Let’s Face It! Book Launch Photos, November 2011:
In the introduction to the first collection, Hume Cronyn describes the dreary environment at PARC when he first arrived:
Listless figures were hunched over tables, cigarette smoke rose to the ceiling and hung in clouds, the silence was only interrupted by fits of coughing, the grey walls seemed to press in.
Six years later, though, he describes PARC in a different light:
…the interior has been repainted a variety of colours by members, kites hang from the ceiling, the harsh fluorescent lights have been replaced, and the walls are covered with maps, posters, collages and photographs. Where there used to be silence, there is laughter and talking and, most important, listening.

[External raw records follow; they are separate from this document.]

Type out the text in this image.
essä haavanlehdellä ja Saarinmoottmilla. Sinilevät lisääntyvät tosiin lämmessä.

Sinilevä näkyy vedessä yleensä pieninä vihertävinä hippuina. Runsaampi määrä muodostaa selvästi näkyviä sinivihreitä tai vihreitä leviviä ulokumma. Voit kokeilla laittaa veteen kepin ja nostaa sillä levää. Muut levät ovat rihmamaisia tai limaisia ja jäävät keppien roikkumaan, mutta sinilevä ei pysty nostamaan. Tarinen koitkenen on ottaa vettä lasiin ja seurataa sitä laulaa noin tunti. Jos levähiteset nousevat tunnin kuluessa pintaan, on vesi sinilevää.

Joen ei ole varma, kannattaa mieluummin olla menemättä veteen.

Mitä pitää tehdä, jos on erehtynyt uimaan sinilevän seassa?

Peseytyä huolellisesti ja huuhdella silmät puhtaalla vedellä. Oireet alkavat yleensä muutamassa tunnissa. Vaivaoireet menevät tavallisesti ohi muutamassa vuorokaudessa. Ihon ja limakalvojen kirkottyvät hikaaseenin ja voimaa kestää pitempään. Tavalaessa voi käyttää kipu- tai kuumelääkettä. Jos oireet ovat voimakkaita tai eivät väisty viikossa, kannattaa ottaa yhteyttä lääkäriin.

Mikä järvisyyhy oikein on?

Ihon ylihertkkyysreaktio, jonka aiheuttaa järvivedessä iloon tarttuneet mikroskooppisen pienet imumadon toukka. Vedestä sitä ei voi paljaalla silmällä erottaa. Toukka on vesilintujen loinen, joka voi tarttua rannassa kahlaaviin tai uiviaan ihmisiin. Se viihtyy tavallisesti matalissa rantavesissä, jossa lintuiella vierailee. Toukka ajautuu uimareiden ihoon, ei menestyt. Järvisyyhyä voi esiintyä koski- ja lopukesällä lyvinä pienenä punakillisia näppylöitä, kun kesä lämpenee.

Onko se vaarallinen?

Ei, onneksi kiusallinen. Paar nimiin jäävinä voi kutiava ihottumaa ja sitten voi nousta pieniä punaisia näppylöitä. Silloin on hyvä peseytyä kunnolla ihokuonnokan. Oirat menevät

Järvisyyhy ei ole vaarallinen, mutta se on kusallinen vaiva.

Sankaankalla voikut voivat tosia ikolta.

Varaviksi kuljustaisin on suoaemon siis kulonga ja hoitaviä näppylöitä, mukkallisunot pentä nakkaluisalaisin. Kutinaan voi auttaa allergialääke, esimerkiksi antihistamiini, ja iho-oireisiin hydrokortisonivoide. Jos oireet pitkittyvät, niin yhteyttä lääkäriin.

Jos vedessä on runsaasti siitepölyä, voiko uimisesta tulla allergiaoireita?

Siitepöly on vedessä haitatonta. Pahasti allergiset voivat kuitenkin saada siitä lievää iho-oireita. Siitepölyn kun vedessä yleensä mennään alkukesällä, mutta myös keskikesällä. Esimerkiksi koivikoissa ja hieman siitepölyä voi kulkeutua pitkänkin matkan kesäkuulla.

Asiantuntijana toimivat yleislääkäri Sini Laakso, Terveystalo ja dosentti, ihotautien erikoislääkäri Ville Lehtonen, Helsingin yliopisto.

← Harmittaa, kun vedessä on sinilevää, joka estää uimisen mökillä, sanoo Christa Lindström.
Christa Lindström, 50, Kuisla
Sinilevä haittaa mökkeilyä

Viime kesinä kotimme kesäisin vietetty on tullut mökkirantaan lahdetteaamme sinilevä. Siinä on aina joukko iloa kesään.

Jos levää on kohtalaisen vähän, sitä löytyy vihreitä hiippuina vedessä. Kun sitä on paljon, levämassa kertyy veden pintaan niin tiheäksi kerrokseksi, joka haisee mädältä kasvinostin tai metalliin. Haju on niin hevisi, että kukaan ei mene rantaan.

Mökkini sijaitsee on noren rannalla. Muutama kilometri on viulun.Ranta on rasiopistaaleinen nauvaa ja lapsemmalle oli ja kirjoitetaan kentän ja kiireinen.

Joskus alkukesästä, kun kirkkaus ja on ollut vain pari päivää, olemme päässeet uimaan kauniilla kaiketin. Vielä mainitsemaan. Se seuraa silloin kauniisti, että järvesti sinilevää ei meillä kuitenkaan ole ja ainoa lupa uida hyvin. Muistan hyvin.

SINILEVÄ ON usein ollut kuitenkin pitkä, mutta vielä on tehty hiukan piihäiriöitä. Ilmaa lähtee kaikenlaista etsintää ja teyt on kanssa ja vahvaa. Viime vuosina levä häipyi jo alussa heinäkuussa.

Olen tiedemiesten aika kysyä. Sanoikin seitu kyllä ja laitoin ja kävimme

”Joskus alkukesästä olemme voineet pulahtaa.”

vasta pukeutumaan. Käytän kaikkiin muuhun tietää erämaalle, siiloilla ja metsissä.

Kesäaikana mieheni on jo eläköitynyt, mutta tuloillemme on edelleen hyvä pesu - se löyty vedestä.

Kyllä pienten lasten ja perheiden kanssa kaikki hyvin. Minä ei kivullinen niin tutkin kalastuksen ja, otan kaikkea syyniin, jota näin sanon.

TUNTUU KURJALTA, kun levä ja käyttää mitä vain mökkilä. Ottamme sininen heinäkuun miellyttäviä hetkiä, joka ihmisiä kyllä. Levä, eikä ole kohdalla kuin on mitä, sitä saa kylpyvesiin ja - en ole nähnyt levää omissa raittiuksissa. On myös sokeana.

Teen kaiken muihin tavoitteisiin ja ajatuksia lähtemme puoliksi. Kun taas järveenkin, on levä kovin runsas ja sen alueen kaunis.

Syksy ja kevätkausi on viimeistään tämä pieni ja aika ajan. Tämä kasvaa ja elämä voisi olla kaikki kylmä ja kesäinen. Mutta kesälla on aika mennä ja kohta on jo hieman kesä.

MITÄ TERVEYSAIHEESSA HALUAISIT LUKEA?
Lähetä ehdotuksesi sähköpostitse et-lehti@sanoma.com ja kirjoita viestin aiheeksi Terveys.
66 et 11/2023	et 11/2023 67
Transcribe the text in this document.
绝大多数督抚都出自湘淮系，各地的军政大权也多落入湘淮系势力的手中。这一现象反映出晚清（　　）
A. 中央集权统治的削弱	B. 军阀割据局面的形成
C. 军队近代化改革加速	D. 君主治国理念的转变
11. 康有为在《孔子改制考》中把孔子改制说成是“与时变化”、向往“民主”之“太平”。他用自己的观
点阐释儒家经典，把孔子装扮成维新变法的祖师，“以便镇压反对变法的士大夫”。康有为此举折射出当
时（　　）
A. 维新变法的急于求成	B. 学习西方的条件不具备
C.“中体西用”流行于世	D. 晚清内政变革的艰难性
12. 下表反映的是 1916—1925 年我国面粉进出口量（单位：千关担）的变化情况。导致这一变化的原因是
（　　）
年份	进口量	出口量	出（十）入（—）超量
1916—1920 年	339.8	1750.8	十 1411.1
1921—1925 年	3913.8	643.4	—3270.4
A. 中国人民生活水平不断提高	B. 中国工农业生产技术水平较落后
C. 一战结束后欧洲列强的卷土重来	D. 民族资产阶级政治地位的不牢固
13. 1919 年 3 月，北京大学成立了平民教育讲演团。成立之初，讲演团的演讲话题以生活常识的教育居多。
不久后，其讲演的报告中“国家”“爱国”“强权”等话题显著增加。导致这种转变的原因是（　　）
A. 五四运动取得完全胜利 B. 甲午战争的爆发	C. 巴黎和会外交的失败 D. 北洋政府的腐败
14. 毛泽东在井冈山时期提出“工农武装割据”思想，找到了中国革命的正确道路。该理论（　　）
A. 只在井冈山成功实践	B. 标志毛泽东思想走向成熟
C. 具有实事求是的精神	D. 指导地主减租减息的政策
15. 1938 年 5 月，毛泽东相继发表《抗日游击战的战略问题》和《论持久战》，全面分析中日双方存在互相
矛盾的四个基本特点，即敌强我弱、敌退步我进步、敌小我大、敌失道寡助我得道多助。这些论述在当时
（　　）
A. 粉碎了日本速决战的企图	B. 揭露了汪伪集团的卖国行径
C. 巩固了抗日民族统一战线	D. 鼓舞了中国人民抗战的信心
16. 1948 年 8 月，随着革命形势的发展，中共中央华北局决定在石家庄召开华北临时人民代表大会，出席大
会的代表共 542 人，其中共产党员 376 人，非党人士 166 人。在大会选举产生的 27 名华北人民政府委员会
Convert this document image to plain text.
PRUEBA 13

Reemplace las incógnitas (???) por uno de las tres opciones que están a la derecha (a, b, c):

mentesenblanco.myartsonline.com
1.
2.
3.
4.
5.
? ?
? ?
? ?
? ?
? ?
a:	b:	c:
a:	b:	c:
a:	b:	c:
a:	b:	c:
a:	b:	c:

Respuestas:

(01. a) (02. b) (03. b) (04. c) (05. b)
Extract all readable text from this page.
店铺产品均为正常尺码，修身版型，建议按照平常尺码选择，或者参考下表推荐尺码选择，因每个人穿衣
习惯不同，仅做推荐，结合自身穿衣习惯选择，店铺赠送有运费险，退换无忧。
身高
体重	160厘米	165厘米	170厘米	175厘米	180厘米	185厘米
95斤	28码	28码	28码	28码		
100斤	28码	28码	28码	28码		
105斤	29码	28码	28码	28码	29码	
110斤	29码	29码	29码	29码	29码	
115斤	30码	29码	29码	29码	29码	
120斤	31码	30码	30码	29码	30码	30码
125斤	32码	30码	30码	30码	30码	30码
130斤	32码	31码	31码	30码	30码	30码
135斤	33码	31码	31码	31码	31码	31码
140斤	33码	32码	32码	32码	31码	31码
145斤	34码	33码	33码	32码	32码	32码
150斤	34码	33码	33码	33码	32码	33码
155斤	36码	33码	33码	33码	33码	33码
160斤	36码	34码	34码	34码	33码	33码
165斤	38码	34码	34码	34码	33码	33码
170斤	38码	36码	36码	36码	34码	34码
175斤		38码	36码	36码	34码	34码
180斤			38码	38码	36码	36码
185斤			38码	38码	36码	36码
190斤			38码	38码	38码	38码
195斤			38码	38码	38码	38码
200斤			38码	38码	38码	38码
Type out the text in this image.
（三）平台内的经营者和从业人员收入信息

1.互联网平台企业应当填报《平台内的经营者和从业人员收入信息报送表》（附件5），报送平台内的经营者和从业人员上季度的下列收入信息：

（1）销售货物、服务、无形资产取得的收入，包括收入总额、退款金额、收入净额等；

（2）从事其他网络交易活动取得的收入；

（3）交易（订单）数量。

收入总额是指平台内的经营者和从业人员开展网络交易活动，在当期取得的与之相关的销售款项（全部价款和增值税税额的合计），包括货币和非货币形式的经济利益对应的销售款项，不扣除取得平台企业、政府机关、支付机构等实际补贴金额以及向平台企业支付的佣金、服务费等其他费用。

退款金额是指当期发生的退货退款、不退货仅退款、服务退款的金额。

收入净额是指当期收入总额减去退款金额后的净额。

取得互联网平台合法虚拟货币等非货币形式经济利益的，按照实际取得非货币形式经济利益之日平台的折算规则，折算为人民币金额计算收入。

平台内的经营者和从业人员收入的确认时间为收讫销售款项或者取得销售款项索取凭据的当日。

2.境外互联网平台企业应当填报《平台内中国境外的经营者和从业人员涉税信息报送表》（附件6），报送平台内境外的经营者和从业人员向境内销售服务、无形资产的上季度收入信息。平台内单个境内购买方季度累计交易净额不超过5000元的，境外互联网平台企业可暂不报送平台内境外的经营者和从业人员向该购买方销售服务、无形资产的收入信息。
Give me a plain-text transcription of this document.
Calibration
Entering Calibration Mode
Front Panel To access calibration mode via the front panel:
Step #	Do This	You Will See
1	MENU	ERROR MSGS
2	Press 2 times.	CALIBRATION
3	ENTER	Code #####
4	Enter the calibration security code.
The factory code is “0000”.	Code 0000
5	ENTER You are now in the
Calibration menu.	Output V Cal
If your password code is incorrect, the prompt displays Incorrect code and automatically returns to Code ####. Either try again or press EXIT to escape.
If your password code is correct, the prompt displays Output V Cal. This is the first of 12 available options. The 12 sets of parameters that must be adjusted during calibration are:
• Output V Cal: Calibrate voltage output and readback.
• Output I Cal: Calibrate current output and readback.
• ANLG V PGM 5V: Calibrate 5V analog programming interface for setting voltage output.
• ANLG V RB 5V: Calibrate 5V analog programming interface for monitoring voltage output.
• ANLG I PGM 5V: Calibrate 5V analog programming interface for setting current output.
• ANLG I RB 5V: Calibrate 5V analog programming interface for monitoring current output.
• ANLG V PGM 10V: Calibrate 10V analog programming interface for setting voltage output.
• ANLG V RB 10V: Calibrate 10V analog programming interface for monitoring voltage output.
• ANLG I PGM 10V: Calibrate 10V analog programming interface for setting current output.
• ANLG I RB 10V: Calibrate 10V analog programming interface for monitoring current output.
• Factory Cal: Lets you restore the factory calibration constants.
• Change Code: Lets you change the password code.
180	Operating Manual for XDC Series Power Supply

In the his introduction to Let’s Face It, published twenty years after the first book, Hume notes that in the ten years it took to put the book together, the writing group has met in three different rooms “somewhat mirroring the changes at PARC.” The first location was in old food bank with an odd assortment of tables and chairs. The group then moved to a storage cupboard on the second floor, cluttered by hockey equipment and a box of bathing suits: “One small window let in natural light, and on dark days an antique floor lamp that continually shorted provided sporadic light.” Following renovations, the group moved to the Edmond Yu room, named after a PARC member who was tragically shot and killed by police. Following publication of their second book, another series of renovations shifted the group once again, this time to the Healing Room, its large open windows letting in the sound of the world outside as the group scribbles away.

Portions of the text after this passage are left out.